Vivimos tiempos en los que la invasión del Gran Hermano en nuestras vidas se hace a veces insoportable. Nos habilitaron salas-ghetto para los fumadores, pero ahora hasta eso se trata de quitar, para que el humo quede erradicado de nuestros pulmones; nos quisieron privar de las hamburguesas, por nocivas a nuestras salud y, luego, de las ‘chuches’ que engordan a nuestros niños; nos reglamentan la velocidad del coche según criterios jamás bien explicados, deciden desde cuándo se puede o no abortar, a qué edad hay que decirles a los hijos adoptados que lo son, en qué idioma hay que rotular los carteles de las tiendas, qué campañas electorales han de cubrir las televisiones privadas…
Ahora, en Cataluña –pero cundirá el ejemplo en otros lugares, lo verán—, quieren prohibir los toros, como en determinados campamentos juveniles prohibieron la retransmisión de la final mundial de futbol, porque jugaba ‘la Roja’, o como quieren multar en Barcelona a los taxistas que, eufóricos por los triunfos deportivos nacionales, colocan la enseña española en las antenas de su vehículo.

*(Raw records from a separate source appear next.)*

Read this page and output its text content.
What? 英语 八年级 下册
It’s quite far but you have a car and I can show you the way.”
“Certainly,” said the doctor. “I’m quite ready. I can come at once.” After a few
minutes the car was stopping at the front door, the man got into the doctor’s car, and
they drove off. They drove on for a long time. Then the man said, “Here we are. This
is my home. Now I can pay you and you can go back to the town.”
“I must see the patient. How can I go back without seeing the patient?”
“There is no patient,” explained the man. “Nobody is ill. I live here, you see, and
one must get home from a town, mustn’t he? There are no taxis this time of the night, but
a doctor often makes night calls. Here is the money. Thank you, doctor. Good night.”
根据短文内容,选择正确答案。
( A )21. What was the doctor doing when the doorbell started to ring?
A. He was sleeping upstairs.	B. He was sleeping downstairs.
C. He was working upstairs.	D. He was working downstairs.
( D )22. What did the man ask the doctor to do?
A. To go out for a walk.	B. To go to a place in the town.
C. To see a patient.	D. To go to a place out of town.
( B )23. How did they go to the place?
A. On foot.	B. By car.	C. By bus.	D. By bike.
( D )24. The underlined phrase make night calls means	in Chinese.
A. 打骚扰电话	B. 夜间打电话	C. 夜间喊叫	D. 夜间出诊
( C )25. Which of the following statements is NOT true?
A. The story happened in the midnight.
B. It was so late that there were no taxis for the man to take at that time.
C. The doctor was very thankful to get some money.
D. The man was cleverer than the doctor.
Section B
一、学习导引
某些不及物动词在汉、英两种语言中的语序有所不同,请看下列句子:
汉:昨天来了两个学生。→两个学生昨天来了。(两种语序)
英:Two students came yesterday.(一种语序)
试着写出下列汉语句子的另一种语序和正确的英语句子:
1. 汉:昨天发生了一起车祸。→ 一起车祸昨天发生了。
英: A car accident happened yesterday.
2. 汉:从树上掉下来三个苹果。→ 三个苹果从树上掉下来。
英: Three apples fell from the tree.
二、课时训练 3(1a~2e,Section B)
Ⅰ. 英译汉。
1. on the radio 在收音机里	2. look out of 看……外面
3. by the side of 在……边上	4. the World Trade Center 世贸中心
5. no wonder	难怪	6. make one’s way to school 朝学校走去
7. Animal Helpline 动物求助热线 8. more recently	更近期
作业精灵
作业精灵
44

Ya sé, ya sé, que tanto afán de prohibir tiene unas innegables connotaciones políticas, unos afanes por denostar ‘lo español’ que, en ocasiones, puede adquirir tintes ridículos. Pero quisiera sobrevolar ahora esta obviedad para incidir en otra: nuestra clase política, sea catalana, gallega, madrileña o andaluza, justifica su existencia en una sobreabundancia de reglamentismo. Han decidido que es preciso regular nuestra vida desde que nacemos hasta que morimos, supongo que velando, como buenos padres, por nuestra salud física, mental y moral.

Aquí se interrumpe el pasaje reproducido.